Hawthorne blew out smoke and watched it disperse in the air in front of him.

‘This is my version of events,’ he said. ‘Gregory Taylor has been diagnosed with Ehlers-Danlos syndrome, which is about as bad as it gets. He needs an operation or his brain is going to shut down. He’s broke, living in Yorkshire, but he has got one rich friend – Richard Pryce. The two haven’t seen each other for six years. They’ve barely spoken since the day they managed to get another mate of theirs killed, but even so, Gregory, urged on by his wife, gets it into his head that now, in his hour of need, Richard will help him.

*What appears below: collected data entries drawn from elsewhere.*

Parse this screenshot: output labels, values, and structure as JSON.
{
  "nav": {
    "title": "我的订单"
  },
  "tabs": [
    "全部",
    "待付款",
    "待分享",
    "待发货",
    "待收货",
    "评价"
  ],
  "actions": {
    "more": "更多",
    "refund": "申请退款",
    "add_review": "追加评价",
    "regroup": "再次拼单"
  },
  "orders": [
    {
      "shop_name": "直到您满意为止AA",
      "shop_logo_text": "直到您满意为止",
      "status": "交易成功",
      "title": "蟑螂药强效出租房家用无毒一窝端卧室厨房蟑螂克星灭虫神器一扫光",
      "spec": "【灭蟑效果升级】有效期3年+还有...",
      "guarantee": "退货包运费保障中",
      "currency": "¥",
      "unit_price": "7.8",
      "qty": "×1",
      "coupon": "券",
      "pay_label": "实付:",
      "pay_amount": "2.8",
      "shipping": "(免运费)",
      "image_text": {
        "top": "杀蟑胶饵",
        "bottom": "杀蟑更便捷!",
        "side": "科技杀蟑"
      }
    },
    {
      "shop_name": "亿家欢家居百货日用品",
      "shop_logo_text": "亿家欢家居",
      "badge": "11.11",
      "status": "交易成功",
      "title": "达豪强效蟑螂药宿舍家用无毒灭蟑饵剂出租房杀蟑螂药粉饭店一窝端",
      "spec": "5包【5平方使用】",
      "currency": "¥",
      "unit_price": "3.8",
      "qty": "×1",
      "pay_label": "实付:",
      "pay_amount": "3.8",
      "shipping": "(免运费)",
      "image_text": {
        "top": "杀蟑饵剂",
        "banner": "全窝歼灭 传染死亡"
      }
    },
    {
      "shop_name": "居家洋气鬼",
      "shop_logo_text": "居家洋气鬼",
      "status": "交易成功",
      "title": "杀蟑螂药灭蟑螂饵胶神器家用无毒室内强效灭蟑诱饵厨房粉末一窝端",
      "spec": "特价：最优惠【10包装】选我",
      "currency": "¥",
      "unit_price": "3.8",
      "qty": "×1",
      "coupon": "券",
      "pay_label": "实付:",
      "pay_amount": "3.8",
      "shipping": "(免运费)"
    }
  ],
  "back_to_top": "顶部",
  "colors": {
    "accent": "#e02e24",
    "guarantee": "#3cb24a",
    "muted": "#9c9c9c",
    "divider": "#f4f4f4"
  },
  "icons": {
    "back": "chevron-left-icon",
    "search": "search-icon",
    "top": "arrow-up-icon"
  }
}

‘Now let’s suppose what really happened was that Richard Pryce told him to sod off. I don’t know why, but somehow that scenario doesn’t seem to surprise me. Let’s imagine that on the Saturday afternoon when the two of them meet at Heron’s Wake – which is, incidentally, one of the stupidest names I’ve ever heard for a house – Richard says quite categorically that he won’t help, that he doesn’t want anything to do with Gregory and asks him to leave.’

‘But why would he do that?’ Davina asked. ‘Neither of them were to blame for the accident. There was an inquest. Richard and I talked about it. The two of them did what they could to save Charles. They could have got themselves killed. They didn’t see each other again because they were so upset about what had happened, but you’re making it sound like they hated each other.’

‘Maybe they did,’ Hawthorne said. ‘Because maybe they weren’t telling the truth about what really happened. And let me tell you this, Mrs Richardson. When people keep secrets, those secrets have a nasty way of festering. They can turn into poison. They can kill.’